O’Meara’s other main area of practice is education law. “We do any number of things with respect to school law, from board policy issues to construction projects to representing schools on complex liability matters, school shooting cases and various other things,” he says. “Schools are a reflection of our communities. Any issue you can think of that takes place in a community also takes place in a school.”
That, tragically, can include murder. One of O’Meara’s most harrowing cases came after the school shootings in Red Lake, where 16-year-old Jeffrey Weise killed himself and nine others in March 2005.
“It was a horrific event,” says O’Meara, who, along with colleague Mark Azman, represented the school district in the aftermath. “We spent months and months up in Red Lake handling the investigation, interviewing people who were involved inside the school. It was a tremendous amount of work and very emotional and draining.” O’Meara is proud of the solution that was reached. “The lawyers for the families, our office and others were able to really reach out, engage in an informal dialogue, and, with great assistance from federal Judge Donovan Frank, resolve that incident without a lawsuit [from the families].”
Tom Heffelfinger of Best & Flanagan was the U.S. attorney for the state of Minnesota at the time, and, in conducting the criminal investigation, found himself initially at odds with O’Meara. “We were both focused on the recovery of the school and the community,” he says, “but I was running an investigation on what had happened and he wanted information from me that I didn’t want to give him.”
O’Meara says that he and Heffelfinger were able to develop a collaborative process. “Tom and I, working two different sides of this horrific event, decided early on that it made sense for us to work together. We developed a close working relationship during the investigation and we’ve become very good friends.” he says. “There’s an example that stands out to me about how lawyers ought to be approaching a case. It’s easy to drop a lawsuit. It’s difficult to have a cup of coffee with the other side and try to bring about a resolution that’s satisfactory to everyone.”
According to the Star Tribune, $2.5 million was eventually paid out to the families of the victims over two settlements.

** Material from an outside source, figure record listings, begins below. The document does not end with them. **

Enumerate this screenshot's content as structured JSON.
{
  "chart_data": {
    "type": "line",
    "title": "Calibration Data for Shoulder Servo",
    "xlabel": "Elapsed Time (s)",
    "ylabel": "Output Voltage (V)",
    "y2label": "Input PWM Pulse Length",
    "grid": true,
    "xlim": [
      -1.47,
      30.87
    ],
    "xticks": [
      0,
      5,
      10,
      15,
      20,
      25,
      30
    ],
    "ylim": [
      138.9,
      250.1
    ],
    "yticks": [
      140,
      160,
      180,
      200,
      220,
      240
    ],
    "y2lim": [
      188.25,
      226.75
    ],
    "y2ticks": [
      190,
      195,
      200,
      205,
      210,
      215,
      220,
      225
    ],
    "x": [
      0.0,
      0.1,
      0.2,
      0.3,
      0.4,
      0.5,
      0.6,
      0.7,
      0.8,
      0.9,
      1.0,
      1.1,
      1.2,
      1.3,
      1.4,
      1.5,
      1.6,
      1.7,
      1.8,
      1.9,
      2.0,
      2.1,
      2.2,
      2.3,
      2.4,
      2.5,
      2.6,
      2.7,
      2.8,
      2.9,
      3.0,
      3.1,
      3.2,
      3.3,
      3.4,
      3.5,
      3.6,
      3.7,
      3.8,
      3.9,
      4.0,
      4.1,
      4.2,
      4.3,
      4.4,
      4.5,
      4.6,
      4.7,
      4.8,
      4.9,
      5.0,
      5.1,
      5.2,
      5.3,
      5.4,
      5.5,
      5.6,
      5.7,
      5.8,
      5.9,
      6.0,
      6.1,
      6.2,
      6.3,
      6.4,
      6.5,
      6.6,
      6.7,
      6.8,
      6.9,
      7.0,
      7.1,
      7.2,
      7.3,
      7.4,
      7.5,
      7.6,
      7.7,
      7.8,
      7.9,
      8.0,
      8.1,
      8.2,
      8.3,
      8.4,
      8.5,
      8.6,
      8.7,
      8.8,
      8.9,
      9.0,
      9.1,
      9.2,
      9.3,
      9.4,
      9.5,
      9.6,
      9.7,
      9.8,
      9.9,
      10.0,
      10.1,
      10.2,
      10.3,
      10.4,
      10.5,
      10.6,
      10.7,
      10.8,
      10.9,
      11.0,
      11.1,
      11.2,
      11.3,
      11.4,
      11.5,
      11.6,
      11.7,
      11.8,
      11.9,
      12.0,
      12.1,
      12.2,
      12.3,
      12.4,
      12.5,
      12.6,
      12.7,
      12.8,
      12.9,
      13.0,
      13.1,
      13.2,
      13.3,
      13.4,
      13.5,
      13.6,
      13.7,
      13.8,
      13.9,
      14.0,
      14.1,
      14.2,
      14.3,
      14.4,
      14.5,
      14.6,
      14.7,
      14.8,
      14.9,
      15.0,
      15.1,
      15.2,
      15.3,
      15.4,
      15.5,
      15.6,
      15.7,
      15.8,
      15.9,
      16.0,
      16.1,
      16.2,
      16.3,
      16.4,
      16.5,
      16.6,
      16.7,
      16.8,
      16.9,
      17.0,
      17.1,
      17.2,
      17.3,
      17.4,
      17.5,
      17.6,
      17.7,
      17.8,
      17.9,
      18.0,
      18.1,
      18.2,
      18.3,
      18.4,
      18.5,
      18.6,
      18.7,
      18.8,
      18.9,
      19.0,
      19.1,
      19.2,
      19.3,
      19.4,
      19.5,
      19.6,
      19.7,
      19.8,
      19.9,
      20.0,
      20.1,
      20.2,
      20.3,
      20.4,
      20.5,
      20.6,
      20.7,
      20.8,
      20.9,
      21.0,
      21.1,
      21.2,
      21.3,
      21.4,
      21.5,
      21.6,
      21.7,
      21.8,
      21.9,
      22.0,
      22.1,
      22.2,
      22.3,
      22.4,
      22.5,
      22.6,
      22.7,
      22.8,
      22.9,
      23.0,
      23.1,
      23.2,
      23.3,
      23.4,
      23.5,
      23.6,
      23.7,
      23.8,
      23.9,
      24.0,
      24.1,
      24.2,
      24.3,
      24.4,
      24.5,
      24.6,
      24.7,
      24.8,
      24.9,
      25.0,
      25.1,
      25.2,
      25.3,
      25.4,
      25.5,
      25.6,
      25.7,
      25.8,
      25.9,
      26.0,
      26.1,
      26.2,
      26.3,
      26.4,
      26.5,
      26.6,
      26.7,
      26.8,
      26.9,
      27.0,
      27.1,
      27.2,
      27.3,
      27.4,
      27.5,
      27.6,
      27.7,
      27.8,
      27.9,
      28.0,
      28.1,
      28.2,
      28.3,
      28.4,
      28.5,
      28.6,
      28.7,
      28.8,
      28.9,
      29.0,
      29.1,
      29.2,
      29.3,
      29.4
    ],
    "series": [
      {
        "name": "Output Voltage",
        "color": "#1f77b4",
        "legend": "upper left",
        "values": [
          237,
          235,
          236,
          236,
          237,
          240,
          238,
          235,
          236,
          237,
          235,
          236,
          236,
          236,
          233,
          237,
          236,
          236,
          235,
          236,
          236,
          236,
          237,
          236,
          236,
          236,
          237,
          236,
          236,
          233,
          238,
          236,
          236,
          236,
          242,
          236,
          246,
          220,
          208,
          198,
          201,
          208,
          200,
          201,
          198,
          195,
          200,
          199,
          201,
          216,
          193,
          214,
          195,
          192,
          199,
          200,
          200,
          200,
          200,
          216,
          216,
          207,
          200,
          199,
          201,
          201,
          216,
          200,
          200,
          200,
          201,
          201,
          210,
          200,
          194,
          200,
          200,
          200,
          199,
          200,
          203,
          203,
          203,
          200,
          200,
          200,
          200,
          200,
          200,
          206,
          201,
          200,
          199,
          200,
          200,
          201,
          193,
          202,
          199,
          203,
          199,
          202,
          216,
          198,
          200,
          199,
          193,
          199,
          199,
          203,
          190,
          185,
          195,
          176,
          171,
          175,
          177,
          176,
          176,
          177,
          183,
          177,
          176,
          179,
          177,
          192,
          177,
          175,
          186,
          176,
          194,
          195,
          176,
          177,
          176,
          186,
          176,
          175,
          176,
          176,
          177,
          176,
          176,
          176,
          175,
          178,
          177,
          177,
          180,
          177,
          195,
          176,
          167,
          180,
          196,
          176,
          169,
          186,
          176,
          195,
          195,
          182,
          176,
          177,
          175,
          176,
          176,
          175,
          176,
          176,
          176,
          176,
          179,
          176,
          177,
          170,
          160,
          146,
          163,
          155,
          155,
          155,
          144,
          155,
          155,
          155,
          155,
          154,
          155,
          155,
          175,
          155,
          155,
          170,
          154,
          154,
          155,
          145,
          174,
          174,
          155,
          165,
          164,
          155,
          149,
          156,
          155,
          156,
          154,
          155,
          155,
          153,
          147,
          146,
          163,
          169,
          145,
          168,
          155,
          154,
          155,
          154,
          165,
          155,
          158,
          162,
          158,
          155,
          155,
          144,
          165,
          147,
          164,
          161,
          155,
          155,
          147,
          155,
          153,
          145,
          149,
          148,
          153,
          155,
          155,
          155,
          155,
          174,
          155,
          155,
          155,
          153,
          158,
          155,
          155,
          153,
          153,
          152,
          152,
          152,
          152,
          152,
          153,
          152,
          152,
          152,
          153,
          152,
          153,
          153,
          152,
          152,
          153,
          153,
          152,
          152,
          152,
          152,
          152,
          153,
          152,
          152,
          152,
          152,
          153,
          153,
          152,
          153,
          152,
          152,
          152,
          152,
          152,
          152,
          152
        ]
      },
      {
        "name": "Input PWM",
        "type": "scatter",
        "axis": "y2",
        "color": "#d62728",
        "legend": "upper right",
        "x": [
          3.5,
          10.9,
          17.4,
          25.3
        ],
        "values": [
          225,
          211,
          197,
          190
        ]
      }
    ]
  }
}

Since the Red Lake litigation, O’Meara and Heffelfinger have teamed up to speak about school safety nationwide. “We’ve talked about integrating dialogue with law enforcement,” he says. “It’s been a significant development in this state and nationally to have someone that handled the school investigation and the sitting U.S. attorney, who handled the criminal side of it, come together as we did and work with various national groups”—such as the Secret Service and the state and national departments of education—“to engage this issue.”
When he’s not in the office, O’Meara can be found volunteer coaching for his three sons’ sports teams. “It’s not always easy to balance work and family,” he says, “but it’s important to be involved in your kids’ lives.”
O’Meara has set an example not just for his children, but also for his colleagues, including Heffelfinger. “I’m currently representing a young man who has Asperger’s syndrome who is under criminal charges in federal court. In large part, I agreed to take that case on because Shamus convinced me it was the right thing to do,” Heffelfinger says. “He’s very passionate about [working on behalf of those with developmental disabilities], and in my experience, it’s an issue that’s worthy of his passion.”
“Lawyers, more than any other professional group, are in a great position to affect change,” O’Meara says. “You know the old adage that you need to be dispassionate as a lawyer? That’s absolutely wrong. You need to have passion. You just need to use it in the right way.”